Quelle indécence que de préférer stigmatiser les plus pauvres pour cajoler les plus riches ! Pourquoi n'organise-t-il pas un référendum sur les dividendes, les hauts revenus, les stocks options ou sur l’impôt sur la fortune ?
 
Quel cynisme que de vouloir ajouter au traumatisme et à l’humiliation du chômage, une perte de moyens pour l’ensemble de la famille !
 
Quelle injustice que de vouloir faire payer les victimes du système, quand c’est le gouvernement qui n’est pas à la hauteur de ses obligations de création des conditions du plein emploi !
 
Et aussi, quel populisme ! Car on ne doute pas que Nicolas Sarkozy saura formuler la question de telle sorte qu’il obtienne la réponse qu’il attend.
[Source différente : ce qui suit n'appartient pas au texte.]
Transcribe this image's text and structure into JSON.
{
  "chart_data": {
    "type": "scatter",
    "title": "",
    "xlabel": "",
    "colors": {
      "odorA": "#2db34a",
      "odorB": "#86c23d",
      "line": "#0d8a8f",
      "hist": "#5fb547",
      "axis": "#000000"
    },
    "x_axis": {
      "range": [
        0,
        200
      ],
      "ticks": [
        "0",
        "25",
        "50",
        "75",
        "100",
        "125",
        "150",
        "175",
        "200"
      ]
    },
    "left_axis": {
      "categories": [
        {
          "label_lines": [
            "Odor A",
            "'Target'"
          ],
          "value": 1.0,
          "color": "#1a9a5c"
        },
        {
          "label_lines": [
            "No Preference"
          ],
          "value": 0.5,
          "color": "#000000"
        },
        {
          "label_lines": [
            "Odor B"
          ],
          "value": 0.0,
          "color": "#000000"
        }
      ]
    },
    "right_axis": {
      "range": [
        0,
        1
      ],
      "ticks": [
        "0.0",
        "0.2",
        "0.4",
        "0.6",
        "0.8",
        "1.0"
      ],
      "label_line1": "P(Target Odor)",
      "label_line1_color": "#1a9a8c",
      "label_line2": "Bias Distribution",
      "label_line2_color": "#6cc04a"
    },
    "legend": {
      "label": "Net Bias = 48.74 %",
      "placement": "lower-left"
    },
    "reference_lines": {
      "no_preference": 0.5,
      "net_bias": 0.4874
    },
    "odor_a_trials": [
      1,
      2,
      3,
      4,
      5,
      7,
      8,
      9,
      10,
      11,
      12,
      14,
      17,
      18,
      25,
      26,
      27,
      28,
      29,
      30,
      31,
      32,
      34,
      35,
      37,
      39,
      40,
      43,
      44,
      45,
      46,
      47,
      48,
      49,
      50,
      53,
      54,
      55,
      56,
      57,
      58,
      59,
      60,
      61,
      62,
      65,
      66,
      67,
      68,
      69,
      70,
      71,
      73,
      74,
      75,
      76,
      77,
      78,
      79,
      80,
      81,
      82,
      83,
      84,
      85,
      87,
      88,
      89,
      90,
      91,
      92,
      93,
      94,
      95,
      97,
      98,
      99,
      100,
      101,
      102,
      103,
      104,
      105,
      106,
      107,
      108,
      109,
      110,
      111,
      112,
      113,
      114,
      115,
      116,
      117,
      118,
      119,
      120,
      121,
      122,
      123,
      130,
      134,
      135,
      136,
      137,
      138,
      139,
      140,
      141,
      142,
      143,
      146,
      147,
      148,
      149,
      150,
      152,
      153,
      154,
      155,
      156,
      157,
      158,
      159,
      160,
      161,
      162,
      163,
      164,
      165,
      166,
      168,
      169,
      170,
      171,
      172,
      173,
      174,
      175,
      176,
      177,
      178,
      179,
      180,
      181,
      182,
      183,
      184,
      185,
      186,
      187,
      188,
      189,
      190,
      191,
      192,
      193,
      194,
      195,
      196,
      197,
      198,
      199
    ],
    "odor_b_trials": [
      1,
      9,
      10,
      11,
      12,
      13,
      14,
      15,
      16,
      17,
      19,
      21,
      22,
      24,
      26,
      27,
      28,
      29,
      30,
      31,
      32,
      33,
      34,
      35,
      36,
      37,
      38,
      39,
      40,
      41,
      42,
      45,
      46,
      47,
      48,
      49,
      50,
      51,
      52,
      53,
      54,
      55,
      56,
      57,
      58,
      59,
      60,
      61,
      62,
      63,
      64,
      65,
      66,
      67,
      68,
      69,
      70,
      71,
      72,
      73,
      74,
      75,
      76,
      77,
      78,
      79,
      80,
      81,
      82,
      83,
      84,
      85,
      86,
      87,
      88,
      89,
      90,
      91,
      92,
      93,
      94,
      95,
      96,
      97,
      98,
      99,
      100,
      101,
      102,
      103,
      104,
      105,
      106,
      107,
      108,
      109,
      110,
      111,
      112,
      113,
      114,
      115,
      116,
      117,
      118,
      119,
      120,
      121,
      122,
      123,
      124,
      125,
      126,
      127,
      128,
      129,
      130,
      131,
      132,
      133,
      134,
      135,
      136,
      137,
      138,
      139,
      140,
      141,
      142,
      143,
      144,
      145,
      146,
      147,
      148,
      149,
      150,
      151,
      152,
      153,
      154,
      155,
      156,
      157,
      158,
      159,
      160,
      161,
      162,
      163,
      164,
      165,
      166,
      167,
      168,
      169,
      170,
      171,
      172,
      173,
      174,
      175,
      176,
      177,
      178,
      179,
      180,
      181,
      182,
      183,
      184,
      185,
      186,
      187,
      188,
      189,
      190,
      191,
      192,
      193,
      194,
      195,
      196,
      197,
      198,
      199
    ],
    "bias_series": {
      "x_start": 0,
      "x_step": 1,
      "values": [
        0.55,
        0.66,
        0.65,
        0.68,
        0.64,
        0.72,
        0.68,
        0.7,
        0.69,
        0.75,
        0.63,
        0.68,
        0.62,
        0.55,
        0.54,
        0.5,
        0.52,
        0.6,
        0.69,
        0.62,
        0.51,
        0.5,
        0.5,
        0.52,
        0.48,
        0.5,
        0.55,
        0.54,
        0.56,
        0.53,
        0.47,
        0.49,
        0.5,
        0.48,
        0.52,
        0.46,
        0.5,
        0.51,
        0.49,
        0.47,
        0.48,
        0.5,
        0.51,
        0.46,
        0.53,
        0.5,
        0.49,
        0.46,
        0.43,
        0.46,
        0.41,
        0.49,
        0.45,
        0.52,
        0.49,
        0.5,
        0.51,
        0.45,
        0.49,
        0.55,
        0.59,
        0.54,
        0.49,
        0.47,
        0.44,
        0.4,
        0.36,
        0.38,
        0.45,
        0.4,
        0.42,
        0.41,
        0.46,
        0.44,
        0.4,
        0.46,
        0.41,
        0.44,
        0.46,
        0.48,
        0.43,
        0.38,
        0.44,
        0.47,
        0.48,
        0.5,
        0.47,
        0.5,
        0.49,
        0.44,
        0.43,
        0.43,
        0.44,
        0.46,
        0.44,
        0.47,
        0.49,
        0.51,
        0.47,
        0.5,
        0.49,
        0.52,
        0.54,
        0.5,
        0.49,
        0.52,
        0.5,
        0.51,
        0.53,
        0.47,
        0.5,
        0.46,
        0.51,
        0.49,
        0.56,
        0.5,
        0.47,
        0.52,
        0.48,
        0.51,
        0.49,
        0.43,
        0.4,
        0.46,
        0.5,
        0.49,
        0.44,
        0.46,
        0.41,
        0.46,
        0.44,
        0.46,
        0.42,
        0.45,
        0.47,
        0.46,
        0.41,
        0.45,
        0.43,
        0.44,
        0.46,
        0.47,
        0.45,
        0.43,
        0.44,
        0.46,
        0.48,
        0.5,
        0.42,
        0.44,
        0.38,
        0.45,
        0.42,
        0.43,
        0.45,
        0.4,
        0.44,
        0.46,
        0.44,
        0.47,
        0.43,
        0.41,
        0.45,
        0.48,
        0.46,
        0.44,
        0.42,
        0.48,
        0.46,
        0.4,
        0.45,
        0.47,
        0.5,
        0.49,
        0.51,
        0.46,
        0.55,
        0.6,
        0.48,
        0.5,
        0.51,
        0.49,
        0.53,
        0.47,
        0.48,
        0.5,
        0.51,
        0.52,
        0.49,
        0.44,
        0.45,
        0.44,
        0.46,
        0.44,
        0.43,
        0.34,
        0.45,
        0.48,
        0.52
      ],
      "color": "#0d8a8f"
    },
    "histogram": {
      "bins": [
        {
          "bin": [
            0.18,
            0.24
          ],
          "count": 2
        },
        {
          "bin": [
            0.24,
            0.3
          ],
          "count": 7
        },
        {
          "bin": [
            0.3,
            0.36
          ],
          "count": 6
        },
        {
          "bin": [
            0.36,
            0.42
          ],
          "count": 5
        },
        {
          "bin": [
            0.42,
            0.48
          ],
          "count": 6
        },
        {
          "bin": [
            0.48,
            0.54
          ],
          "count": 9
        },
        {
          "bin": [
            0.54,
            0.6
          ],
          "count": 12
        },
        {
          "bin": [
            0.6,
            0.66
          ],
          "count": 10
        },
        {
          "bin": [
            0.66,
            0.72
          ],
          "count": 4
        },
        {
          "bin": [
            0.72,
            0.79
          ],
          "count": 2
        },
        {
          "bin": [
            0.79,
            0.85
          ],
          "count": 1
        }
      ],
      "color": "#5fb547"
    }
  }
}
S’il demande : « les chômeurs doivent-ils continuer de toucher leurs allocations ? » ou « les chômeurs peuvent-ils refuser un emploi ? », le succès est assuré. En période de crise, l’idée que certains préfèrent rester chez eux plutôt que d’aller travailler est tenace. Et elle est alimentée par ces discours à la Wauquiez qui affichent la solidarité comme le cancer de notre société.
 
Cette annonce illustre une nouvelle fois la politique réactionnaire du chef de l’Etat, fondée sur le cynisme, la division des français et l’anéantissement des plus vulnérables. Aujourd’hui pourtant, la France n’a pas besoin d’extrémisme, mais de justice, de rassemblement et de progrès social. C’est la question essentielle du référendum de l’élection présidentielle prochaine. Les français sauront y répondre.